Daronte Jones

Washington Commanders
- Title: Defensive coordinator

Personal information
- Born: November 11, 1978 (age 47) Capitol Heights, Maryland, U.S.

Career information
- Position: Cornerback
- High school: Bishop McNamara (Forestville, Maryland)
- College: Temple (1996); Morgan State (1997–2000);

Career history
- Lenoir–Rhyne Bears (2001) Graduate assistant; Nicholls State Colonels (2002) Safeties coach; Franklin HS (2003) Defensive coordinator; Jeanerette HS (2004) Defensive coordinator; Bowie State Bulldogs (2005–2009) Assistant head coach & defensive coordinator; UCLA Bruins (2010) Cornerbacks coach; Montreal Alouettes (2011) Defensive backs coach; Hawaii Rainbow Warriors (2012–2014); Secondary coach (2012–2013); ; Assistant head coach & secondary coach (2014); ; ; Wisconsin Badgers (2015) Defensive backs coach; Miami Dolphins (2016–2017) Assistant defensive backs coach; Cincinnati Bengals (2018–2019) Cornerbacks coach; Minnesota Vikings (2020) Defensive backs coach; LSU Tigers (2021) Defensive coordinator; Minnesota Vikings (2022–2025); Defensive backs coach (2022); ; Defensive backs coach & pass game coordinator (2023–2025); ; ; Washington Commanders (2026–present) Defensive coordinator;
- Coaching profile at Pro Football Reference

= Daronte Jones =

American football coach (born 1978)

Daronte Jones (born November 11, 1978) is an American professional football coach who is the defensive coordinator for the Washington Commanders of the National Football League (NFL). Jones has also served as the defensive coordinator of the Bowie State Bulldogs and LSU Tigers in college football and as an assistant for other college and NFL teams.

== Playing career ==
Jones played as a cornerback for one season at Temple in 1996 before transferring to Morgan State University. Nerve damage to his neck prematurely ended his playing career; a doctor warned that if he continued playing football, he was at risk of paralysis. Remaining on scholarship but unable to play, head coach Stump Mitchell asked him to assist with coaching the team’s defensive backs. He remained in this role until his graduation.

==Coaching career==
===Early coaching career===
After being a graduate assistant at Lenoir–Rhyne and coaching safeties at Nicholls State, he was a defensive coordinator for two years at two separate Louisiana high schools. From 2005 to 2009, Jones was assistant head coach and defensive coordinator at Bowie State University in his home state of Maryland. He spent the 2010 season coaching at UCLA. After a one-year stint coaching the Montreal Allouettes of the CFL, he spent 3 years coaching at Hawaii. He then would spend a year in the Big 10 coaching at Wisconsin.

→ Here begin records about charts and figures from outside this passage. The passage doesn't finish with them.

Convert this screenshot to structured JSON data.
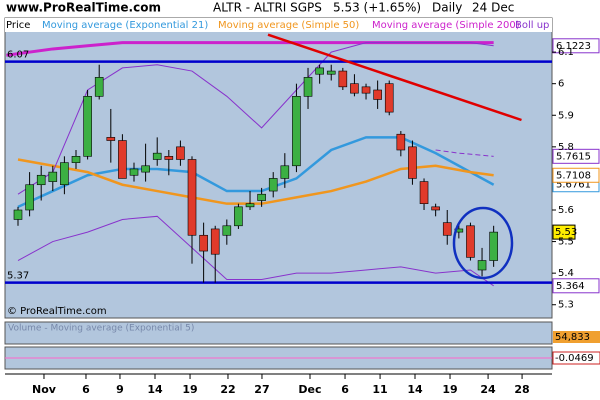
{
  "header": {
    "site": "www.ProRealTime.com",
    "title": "ALTR - ALTRI SGPS",
    "quote": "5.53 (+1.65%)",
    "period": "Daily",
    "date": "24 Dec"
  },
  "chart_data": {
    "type": "candlestick",
    "panel_label": "Price",
    "copyright": "© ProRealTime.com",
    "xlim": [
      -1.12,
      46.03
    ],
    "xticks": [
      {
        "value": 2.24,
        "label": "Nov"
      },
      {
        "value": 5.86,
        "label": "6"
      },
      {
        "value": 8.79,
        "label": "9"
      },
      {
        "value": 11.81,
        "label": "14"
      },
      {
        "value": 14.83,
        "label": "19"
      },
      {
        "value": 18.1,
        "label": "22"
      },
      {
        "value": 21.03,
        "label": "27"
      },
      {
        "value": 25.17,
        "label": "Dec"
      },
      {
        "value": 28.19,
        "label": "6"
      },
      {
        "value": 31.21,
        "label": "11"
      },
      {
        "value": 34.22,
        "label": "14"
      },
      {
        "value": 37.24,
        "label": "19"
      },
      {
        "value": 40.52,
        "label": "24"
      },
      {
        "value": 43.45,
        "label": "28"
      }
    ],
    "ylim": [
      5.258,
      6.208
    ],
    "yticks": [
      5.3,
      5.4,
      5.5,
      5.6,
      5.8,
      5.9,
      6,
      6.1
    ],
    "up_color": "#3cb043",
    "down_color": "#e03a2a",
    "x": [
      0,
      1,
      2,
      3,
      4,
      5,
      6,
      7,
      8,
      9,
      10,
      11,
      12,
      13,
      14,
      15,
      16,
      17,
      18,
      19,
      20,
      21,
      22,
      23,
      24,
      25,
      26,
      27,
      28,
      29,
      30,
      31,
      32,
      33,
      34,
      35,
      36,
      37,
      38,
      39,
      40,
      41
    ],
    "open": [
      5.57,
      5.6,
      5.68,
      5.69,
      5.68,
      5.75,
      5.77,
      5.96,
      5.83,
      5.82,
      5.71,
      5.72,
      5.76,
      5.77,
      5.8,
      5.76,
      5.52,
      5.54,
      5.52,
      5.55,
      5.61,
      5.63,
      5.66,
      5.7,
      5.74,
      5.96,
      6.03,
      6.03,
      6.04,
      6.0,
      5.99,
      5.98,
      6.0,
      5.84,
      5.8,
      5.69,
      5.61,
      5.56,
      5.53,
      5.55,
      5.41,
      5.44
    ],
    "high": [
      5.61,
      5.72,
      5.74,
      5.74,
      5.77,
      5.79,
      5.98,
      6.06,
      5.92,
      5.84,
      5.75,
      5.81,
      5.83,
      5.79,
      5.82,
      5.77,
      5.56,
      5.55,
      5.57,
      5.62,
      5.66,
      5.67,
      5.72,
      5.78,
      6.0,
      6.05,
      6.06,
      6.06,
      6.05,
      6.03,
      6.0,
      6.01,
      6.01,
      5.85,
      5.82,
      5.7,
      5.62,
      5.6,
      5.56,
      5.56,
      5.48,
      5.55
    ],
    "low": [
      5.55,
      5.58,
      5.63,
      5.66,
      5.65,
      5.73,
      5.76,
      5.95,
      5.75,
      5.7,
      5.69,
      5.69,
      5.74,
      5.71,
      5.74,
      5.43,
      5.37,
      5.37,
      5.49,
      5.54,
      5.6,
      5.61,
      5.64,
      5.67,
      5.72,
      5.92,
      6.0,
      6.01,
      5.98,
      5.96,
      5.95,
      5.92,
      5.9,
      5.77,
      5.68,
      5.6,
      5.58,
      5.49,
      5.51,
      5.44,
      5.39,
      5.42
    ],
    "close": [
      5.6,
      5.68,
      5.71,
      5.72,
      5.75,
      5.77,
      5.96,
      6.02,
      5.82,
      5.7,
      5.73,
      5.74,
      5.78,
      5.76,
      5.76,
      5.52,
      5.47,
      5.46,
      5.55,
      5.61,
      5.62,
      5.65,
      5.7,
      5.74,
      5.96,
      6.02,
      6.05,
      6.04,
      5.99,
      5.97,
      5.97,
      5.95,
      5.91,
      5.79,
      5.7,
      5.62,
      5.6,
      5.52,
      5.54,
      5.45,
      5.44,
      5.53
    ],
    "price_label_color": "#ffee00",
    "lines": [
      {
        "name": "Moving average (Exponential 21)",
        "color": "#3399dd",
        "width": 2.5,
        "x": [
          0,
          3,
          6,
          9,
          12,
          15,
          18,
          21,
          24,
          27,
          30,
          33,
          36,
          39,
          41
        ],
        "values": [
          5.61,
          5.66,
          5.71,
          5.73,
          5.73,
          5.72,
          5.66,
          5.66,
          5.7,
          5.79,
          5.83,
          5.83,
          5.78,
          5.72,
          5.68
        ],
        "end_label": "5.6761"
      },
      {
        "name": "Moving average (Simple 50)",
        "color": "#f0961e",
        "width": 2.5,
        "x": [
          0,
          3,
          6,
          9,
          12,
          15,
          18,
          21,
          24,
          27,
          30,
          33,
          36,
          39,
          41
        ],
        "values": [
          5.76,
          5.74,
          5.72,
          5.68,
          5.66,
          5.64,
          5.62,
          5.62,
          5.64,
          5.66,
          5.69,
          5.73,
          5.74,
          5.72,
          5.71
        ],
        "end_label": "5.7108"
      },
      {
        "name": "Moving average (Simple 200)",
        "color": "#cc22cc",
        "width": 3,
        "x": [
          -1,
          3,
          6,
          9,
          12,
          18,
          24,
          30,
          36,
          41
        ],
        "values": [
          6.09,
          6.11,
          6.12,
          6.13,
          6.13,
          6.13,
          6.13,
          6.13,
          6.13,
          6.13
        ]
      },
      {
        "name": "Boll up",
        "color": "#8833cc",
        "width": 1,
        "x": [
          0,
          3,
          6,
          9,
          12,
          15,
          18,
          21,
          24,
          27,
          30,
          33,
          36,
          39,
          41
        ],
        "values": [
          5.65,
          5.72,
          5.98,
          6.05,
          6.06,
          6.04,
          5.96,
          5.86,
          5.98,
          6.1,
          6.13,
          6.13,
          6.13,
          6.13,
          6.12
        ],
        "end_label": "6.1223"
      },
      {
        "color": "#8833cc",
        "width": 1,
        "dash": true,
        "x": [
          36,
          38,
          41
        ],
        "values": [
          5.79,
          5.78,
          5.77
        ],
        "end_label": "5.7615"
      },
      {
        "color": "#8833cc",
        "width": 1,
        "x": [
          0,
          3,
          6,
          9,
          12,
          15,
          18,
          21,
          24,
          27,
          30,
          33,
          36,
          39,
          41
        ],
        "values": [
          5.44,
          5.5,
          5.53,
          5.57,
          5.58,
          5.48,
          5.38,
          5.38,
          5.4,
          5.4,
          5.41,
          5.42,
          5.4,
          5.41,
          5.36
        ],
        "end_label": "5.364"
      }
    ],
    "levels": [
      {
        "value": 6.07,
        "color": "#0000cc"
      },
      {
        "value": 5.37,
        "color": "#0000cc"
      }
    ],
    "trendline": {
      "x": [
        21.55,
        43.4
      ],
      "values": [
        6.155,
        5.885
      ],
      "color": "#e00000"
    },
    "volume_panel": {
      "label": "Volume - Moving average (Exponential 5)",
      "value_label": "54,833"
    },
    "indicator_panel": {
      "value_label": "-0.0469"
    }
  }
}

Jones then began coaching in the National Football League (NFL) with the Miami Dolphins, where he worked as assistant defensive backs coach for two seasons. The next two years he spent coaching the secondary for the Cincinnati Bengals. In 2020 he was the defensive backs coach for the Minnesota Vikings.

=== LSU ===
Jones served the 2021 season as the defensive coordinator of the LSU on January 26, 2021. He was not retained following the season after head coach Ed Orgeron was fired that October.

===Minnesota Vikings===
On February 23, 2022, Jones returned to the Minnesota Vikings in 2022 as the team's defensive backs coach. He was promoted with the additional title of pass game coordinator in 2023.

===Washington Commanders===
On January 30, 2026, Jones joined the Washington Commanders as defensive coordinator under head coach Dan Quinn.